Dez babacas. Uma estrangeira. Por um instante pensei estar vendo um vídeo gravado por meninos da quinta série do ensino fundamental. Mas crianças de 11 anos não atingem o mesmo nível de escrotice que certos marmanjos barbados.

São adultos os protagonistas de um dos momentos mais vergonhosos da Copa até agora. Não foi "trollagem". Foi assédio, machismo, misoginia.

Assédio e humilhação
Na Rússia, numa rua repleta de pessoas com a camisa da seleção brasileira, o bando em questão, sorrindo, dispara frases como "essa é bem rosinha" e "ai, que delícia!" a uma loira. Simpática, ela sorri para as câmeras que alguns deles seguram. Então o grupo entoa, em coro: "Buceta rosa!.. Buceta rosa!.. Buceta rosa!.." e ela, que nitidamente desconhece o nosso idioma, tenta acompanhá-los no que deve ter imaginado ser um grito de torcida.

Como homens de 30, 40, 50 anos podem achar que isso é aceitável e até engraçado? Como conseguem não sentir vergonha por suas irmãs, namoradas, mães? Na internet, choveram comentários indignados, mas há quem tenha se manifestado para defendê-los: "Mimimi", "é só uma brincadeira", disseram alguns.

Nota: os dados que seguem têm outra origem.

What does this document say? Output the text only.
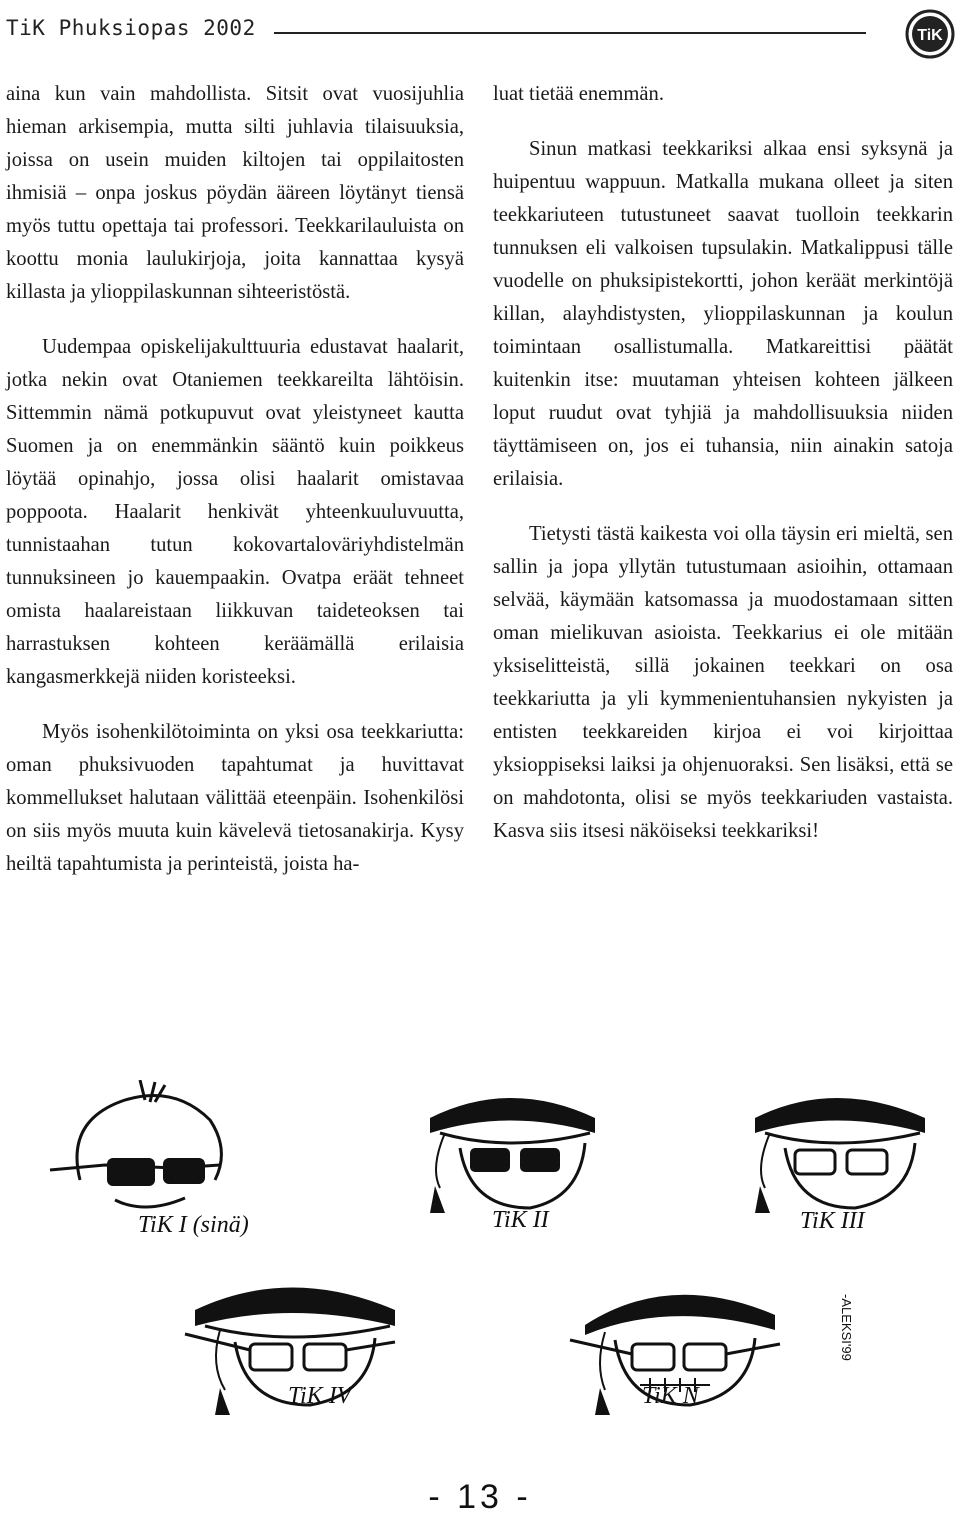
TiK Phuksiopas 2002	TiK

aina kun vain mahdollista. Sitsit ovat vuosijuhlia hieman arkisempia, mutta silti juhlavia tilaisuuksia, joissa on usein muiden kiltojen tai oppilaitosten ihmisiä – onpa joskus pöydän ääreen löytänyt tiensä myös tuttu opettaja tai professori. Teekkarilauluista on koottu monia laulukirjoja, joita kannattaa kysyä killasta ja ylioppilaskunnan sihteeristöstä.

Uudempaa opiskelijakulttuuria edustavat haalarit, jotka nekin ovat Otaniemen teekkareilta lähtöisin. Sittemmin nämä potkupuvut ovat yleistyneet kautta Suomen ja on enemmänkin sääntö kuin poikkeus löytää opinahjo, jossa olisi haalarit omistavaa poppoota. Haalarit henkivät yhteenkuuluvuutta, tunnistaahan tutun kokovartaloväriyhdistelmän tunnuksineen jo kauempaakin. Ovatpa eräät tehneet omista haalareistaan liikkuvan taideteoksen tai harrastuksen kohteen keräämällä erilaisia kangasmerkkejä niiden koristeeksi.

Myös isohenkilötoiminta on yksi osa teekkariutta: oman phuksivuoden tapahtumat ja huvittavat kommellukset halutaan välittää eteenpäin. Isohenkilösi on siis myös muuta kuin kävelevä tietosanakirja. Kysy heiltä tapahtumista ja perinteistä, joista ha-

luat tietää enemmän.

Sinun matkasi teekkariksi alkaa ensi syksynä ja huipentuu wappuun. Matkalla mukana olleet ja siten teekkariuteen tutustuneet saavat tuolloin teekkarin tunnuksen eli valkoisen tupsulakin. Matkalippusi tälle vuodelle on phuksipistekortti, johon keräät merkintöjä killan, alayhdistysten, ylioppilaskunnan ja koulun toimintaan osallistumalla. Matkareittisi päätät kuitenkin itse: muutaman yhteisen kohteen jälkeen loput ruudut ovat tyhjiä ja mahdollisuuksia niiden täyttämiseen on, jos ei tuhansia, niin ainakin satoja erilaisia.

Tietysti tästä kaikesta voi olla täysin eri mieltä, sen sallin ja jopa yllytän tutustumaan asioihin, ottamaan selvää, käymään katsomassa ja muodostamaan sitten oman mielikuvan asioista. Teekkarius ei ole mitään yksiselitteistä, sillä jokainen teekkari on osa teekkariutta ja yli kymmenientuhansien nykyisten ja entisten teekkareiden kirjoa ei voi kirjoittaa yksioppiseksi laiksi ja ohjenuoraksi. Sen lisäksi, että se on mahdotonta, olisi se myös teekkariuden vastaista. Kasva siis itsesi näköiseksi teekkariksi!

TiK I (sinä)	TiK II	TiK III
TiK IV	TiK N
-ALEKSI'99
- 13 -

Numa resposta simplista, eu poderia dizer que encararia como brincadeira se o grupo tivesse se aproximado de uma roda de amigos russos e bradado com eles "Pinto rosa!.. Pinto rosa!.. Pinto rosa!..". Mas para esses brasileiros isso provavelmente não teria graça porque estariam em igualdade numérica com os anfitriões. Também é possível que não se sentissem confortáveis em comparar seus pênis aos dos europeus.

Mais que desconcertar uma mulher, entre outras vilezas, eles reforçaram a ideia preconceituosa de que uma genitália cor-de-rosa é superior às demais. E isso tem consequências aterradoras.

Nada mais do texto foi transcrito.